Шеллинг никогда и нигде не понимал Канта более правильно и не применял его лучше, чем введя в его систему различие между явлением и самим бытием под более понятными и менее надуманными выражениями конечного и вечного бытия. Он восстановил здесь самые простые и популярные выражения, которые, вероятно, можно найти в немецком языке для этого отношения и которые разрешены в каждом молитвеннике; но он особенно придал этому вопросу большую ясность, скрасив мнения старых философов о конечном и вечном, о царстве природы и царстве благодати, благодаря великому открытию Канта, что пространство и время являются лишь формами нашей чувственности и, следовательно, конечного, и придав им более определенный рисунок.

Что касается применения, то можно было бы избежать многих споров, если бы исходить из различия явления и бытия как такового, как это принято в народе, в катехизисе или хотя бы в большинстве молитвенников.
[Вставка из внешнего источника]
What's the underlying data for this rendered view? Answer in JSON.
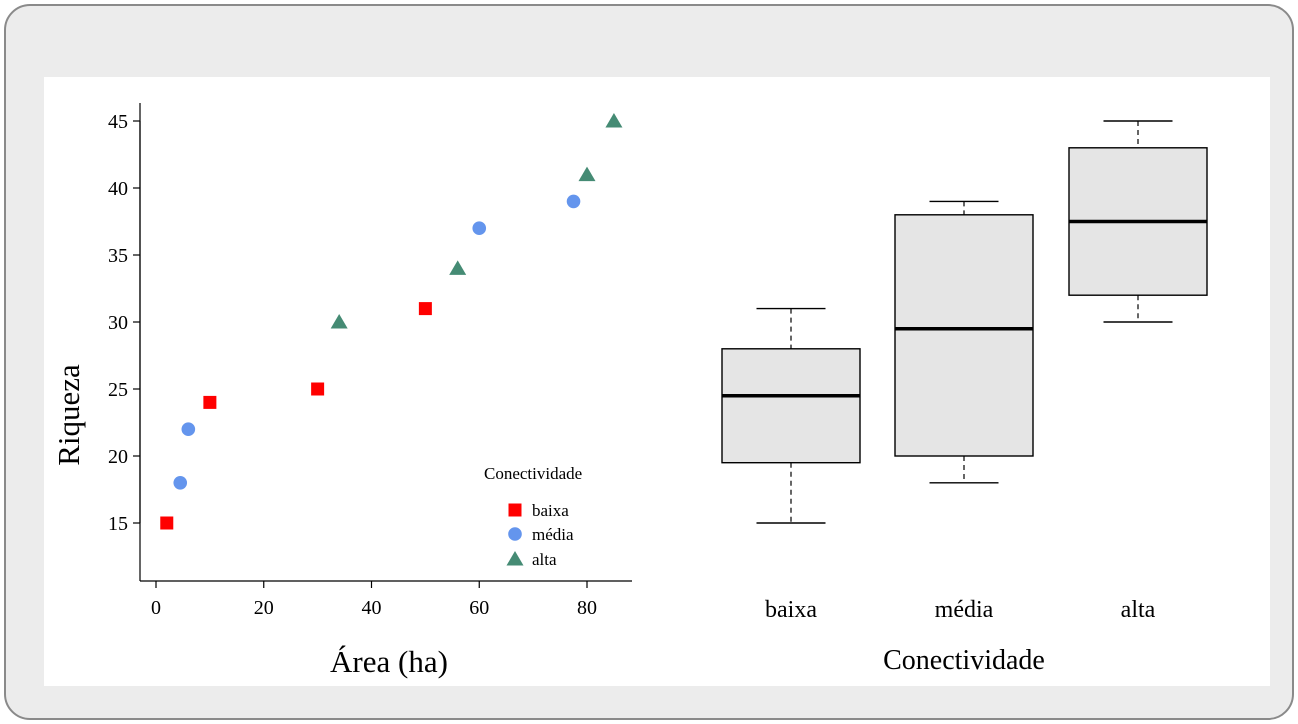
{
  "chart_data": [
    {
      "type": "scatter",
      "xlabel": "Área (ha)",
      "ylabel": "Riqueza",
      "xlim": [
        0,
        88
      ],
      "ylim": [
        10.5,
        46.5
      ],
      "x_ticks": [
        0,
        20,
        40,
        60,
        80
      ],
      "y_ticks": [
        15,
        20,
        25,
        30,
        35,
        40,
        45
      ],
      "legend": {
        "title": "Conectividade",
        "position": "bottom-right",
        "entries": [
          "baixa",
          "média",
          "alta"
        ]
      },
      "series": [
        {
          "name": "baixa",
          "marker": "square",
          "color": "#ff0000",
          "points": [
            [
              2,
              15
            ],
            [
              10,
              24
            ],
            [
              30,
              25
            ],
            [
              50,
              31
            ]
          ]
        },
        {
          "name": "média",
          "marker": "circle",
          "color": "#6495ed",
          "points": [
            [
              4.5,
              18
            ],
            [
              6,
              22
            ],
            [
              60,
              37
            ],
            [
              77.5,
              39
            ]
          ]
        },
        {
          "name": "alta",
          "marker": "triangle",
          "color": "#458b74",
          "points": [
            [
              34,
              30
            ],
            [
              56,
              34
            ],
            [
              80,
              41
            ],
            [
              85,
              45
            ]
          ]
        }
      ]
    },
    {
      "type": "boxplot",
      "xlabel": "Conectividade",
      "ylabel": "",
      "categories": [
        "baixa",
        "média",
        "alta"
      ],
      "box_color": "#e5e5e5",
      "boxes": [
        {
          "name": "baixa",
          "min": 15,
          "q1": 19.5,
          "median": 24.5,
          "q3": 28,
          "max": 31
        },
        {
          "name": "média",
          "min": 18,
          "q1": 20,
          "median": 29.5,
          "q3": 38,
          "max": 39
        },
        {
          "name": "alta",
          "min": 30,
          "q1": 32,
          "median": 37.5,
          "q3": 43,
          "max": 45
        }
      ]
    }
  ]
}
Там вечность не представляется как бытие через все времена, но время вообще противопоставляется вечности, говорится о времени и вечности. Эта вечность, вечное бытие с Богом, которое все еще остается для нас тайной и которое мы только представляем себе, воображая бытие, в котором все ограничения нашего бытия во времени мыслимы, это вечное бытие с Богом есть само бытие, из которого мы видим только видимость.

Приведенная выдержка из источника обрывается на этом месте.